All'interno, otto nicchie semicircolari contengono altrettante figure policrome in terracotta rappresentanti profeti e dottori della Chiesa. Infine, l'abside ospita la composizione policroma in terracotta che propone il tema trinitario dell'Incoronazione di Maria Vergine.

La terza cappella
detta di 
Abramo

La terza cappella detta di Abramo posta più in basso a un centinaio di metri di distanza dal santuario è la più recente ed è citata per la prima volta come "Cappella in modum crucis" negli Atti di Visita del 1703. 

A pianta cruciforme, risulta singolare ed inedita, anche se nella sua concezione rimanda alle cappelle nona e tredicesima di Orta. All'interno, si trova la rappresentazione mediante statuaria di autore ignoto che configura il Patriarca Abramo in adorazione di tre angeli rappresentanti la Trinità. 

Il complesso decorativo di questa cappella, gradevole per singolarità e fantasia, non va al di là della matrice popolare tipicamente naif. Singolare e di interesse architettonico è la grossa orditura apparsa nel corso dei lavori di restauro della copertura, che sostiene inoltre staticamente la massiccia ed elegante lanterna posta in sommità.

Poco o nulla si sa sulle statue in terracotta poste all'interno delle cappelle. Con il loro linguaggio ingenuo, che si esprime senza soverchie pretese artistiche, esse ci invitano ad ipotizzare il lavoro di maestranze locali. 

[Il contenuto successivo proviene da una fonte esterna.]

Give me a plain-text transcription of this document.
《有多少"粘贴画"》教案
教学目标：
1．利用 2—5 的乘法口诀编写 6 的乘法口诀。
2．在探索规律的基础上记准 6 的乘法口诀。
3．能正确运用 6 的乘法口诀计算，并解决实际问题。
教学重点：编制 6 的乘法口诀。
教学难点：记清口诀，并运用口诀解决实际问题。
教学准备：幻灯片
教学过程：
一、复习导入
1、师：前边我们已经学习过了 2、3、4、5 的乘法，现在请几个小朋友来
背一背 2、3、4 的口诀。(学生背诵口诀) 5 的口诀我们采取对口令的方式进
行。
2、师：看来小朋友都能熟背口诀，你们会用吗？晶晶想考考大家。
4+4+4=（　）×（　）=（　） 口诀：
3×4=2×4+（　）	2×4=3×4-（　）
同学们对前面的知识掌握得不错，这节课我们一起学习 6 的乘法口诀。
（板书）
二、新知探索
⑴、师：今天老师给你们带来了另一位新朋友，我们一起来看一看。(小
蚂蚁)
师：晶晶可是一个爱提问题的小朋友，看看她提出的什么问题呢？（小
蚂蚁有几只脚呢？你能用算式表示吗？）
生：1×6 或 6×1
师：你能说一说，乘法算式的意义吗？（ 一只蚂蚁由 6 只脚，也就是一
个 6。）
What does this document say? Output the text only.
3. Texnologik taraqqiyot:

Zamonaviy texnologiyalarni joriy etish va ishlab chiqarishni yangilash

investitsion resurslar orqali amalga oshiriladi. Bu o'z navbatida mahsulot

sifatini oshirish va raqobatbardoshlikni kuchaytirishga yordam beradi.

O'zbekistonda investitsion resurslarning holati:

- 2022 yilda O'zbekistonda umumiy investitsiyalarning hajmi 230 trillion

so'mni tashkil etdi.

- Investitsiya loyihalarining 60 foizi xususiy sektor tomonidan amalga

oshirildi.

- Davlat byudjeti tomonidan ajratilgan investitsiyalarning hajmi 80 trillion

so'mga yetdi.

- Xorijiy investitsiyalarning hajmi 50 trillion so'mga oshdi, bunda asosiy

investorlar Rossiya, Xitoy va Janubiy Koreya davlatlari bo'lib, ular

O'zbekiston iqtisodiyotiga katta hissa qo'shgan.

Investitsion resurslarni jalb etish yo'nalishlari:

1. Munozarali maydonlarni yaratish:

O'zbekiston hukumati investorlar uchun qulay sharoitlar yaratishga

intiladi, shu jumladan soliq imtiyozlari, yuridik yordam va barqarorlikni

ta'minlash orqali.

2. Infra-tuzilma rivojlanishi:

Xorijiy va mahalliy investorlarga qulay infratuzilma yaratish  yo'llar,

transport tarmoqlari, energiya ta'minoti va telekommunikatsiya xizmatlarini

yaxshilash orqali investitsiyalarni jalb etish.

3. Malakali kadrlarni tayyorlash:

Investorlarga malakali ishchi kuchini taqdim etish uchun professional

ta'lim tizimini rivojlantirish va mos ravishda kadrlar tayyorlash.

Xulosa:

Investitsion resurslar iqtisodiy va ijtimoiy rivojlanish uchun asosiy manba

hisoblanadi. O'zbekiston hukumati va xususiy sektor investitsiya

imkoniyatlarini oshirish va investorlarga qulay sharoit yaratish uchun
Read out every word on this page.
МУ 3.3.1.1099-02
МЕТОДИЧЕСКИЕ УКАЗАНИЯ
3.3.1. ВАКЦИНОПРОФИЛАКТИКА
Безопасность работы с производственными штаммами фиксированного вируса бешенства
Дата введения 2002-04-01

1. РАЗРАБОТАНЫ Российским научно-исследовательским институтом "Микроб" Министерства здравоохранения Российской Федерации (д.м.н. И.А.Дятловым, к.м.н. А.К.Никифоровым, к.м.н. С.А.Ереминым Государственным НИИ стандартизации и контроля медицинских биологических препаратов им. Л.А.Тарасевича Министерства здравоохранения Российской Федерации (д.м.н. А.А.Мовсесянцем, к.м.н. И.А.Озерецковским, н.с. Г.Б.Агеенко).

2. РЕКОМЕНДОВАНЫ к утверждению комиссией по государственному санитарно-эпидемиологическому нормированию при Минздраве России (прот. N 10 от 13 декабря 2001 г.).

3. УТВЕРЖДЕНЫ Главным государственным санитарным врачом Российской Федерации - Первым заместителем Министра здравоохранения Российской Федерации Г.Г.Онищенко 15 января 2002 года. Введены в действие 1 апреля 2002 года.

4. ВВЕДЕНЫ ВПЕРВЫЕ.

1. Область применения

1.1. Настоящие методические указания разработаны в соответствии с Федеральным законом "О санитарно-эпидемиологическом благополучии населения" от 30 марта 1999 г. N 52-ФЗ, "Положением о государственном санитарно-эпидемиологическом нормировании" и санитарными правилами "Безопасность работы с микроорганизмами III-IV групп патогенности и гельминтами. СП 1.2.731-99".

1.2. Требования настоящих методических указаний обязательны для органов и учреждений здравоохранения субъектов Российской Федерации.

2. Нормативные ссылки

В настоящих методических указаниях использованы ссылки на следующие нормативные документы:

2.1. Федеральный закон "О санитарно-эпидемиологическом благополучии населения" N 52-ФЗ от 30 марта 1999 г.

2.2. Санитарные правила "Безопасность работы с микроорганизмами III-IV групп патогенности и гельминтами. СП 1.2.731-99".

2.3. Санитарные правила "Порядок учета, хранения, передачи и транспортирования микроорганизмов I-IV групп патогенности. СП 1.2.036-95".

Il numero esiguo di decorazioni plastiche fa apparire quasi eccessivamente ampi i volumi delle cappelle. 
Suggestiva è soprattutto la scena che popola la terza cappella, dedicata all'incontro di Abramo con tre presenze angeliche narrato nella Genesi ed interpretato da Sant'Agostino come allusione al mistero della Trinità (Tres vidit, unum adoravit). Essa richiama direttamente il tema iconografico che costituisce, per certi versi, il leitmotiv del Sacro Monte di Ghiffa, quello della rappresentazione della Trinità. A questo riguardo si è già fatto cenno all'affresco cinquecentesco che si è conservato nel santuario, con il volto del Cristo ripetuto tre volte e posto significativamente sotto la scena della Crocifissione. Il recente rinvenimento, avvenuto a seguito del restauro del settecentesco paliotto d'altare, di un quarto identico volto di Cristo - posto sotto gli altri tre volti e raffigurato con la corona di spine sul velo della Veronica ha reso ancor più interessante - la riflessione iconografica sul tema trinitario presso il Sacro Monte di Ghiffa.

Il porticato della Via Crucis

 

 

 

 

 

 

 

 

Il porticato della Via Crucis conclude la scenografia degli edifici.
È' formato da quattordici campate di crociere e colonne di granito, corrispondenti alle stazioni della Passione di Cristo realizzate per mezzo di edicole affrescate.
Citato per la prima volta dal Vescovo nel corso della Visita del 1752, le stazioni furono affrescate nel 1824 dal maestro Pinoli di Intra. 
Intorno al 1930 furono invece aggiunte delle pregevoli formelle policrome in gesso, raffiguranti i vari episodi della Via Crucis.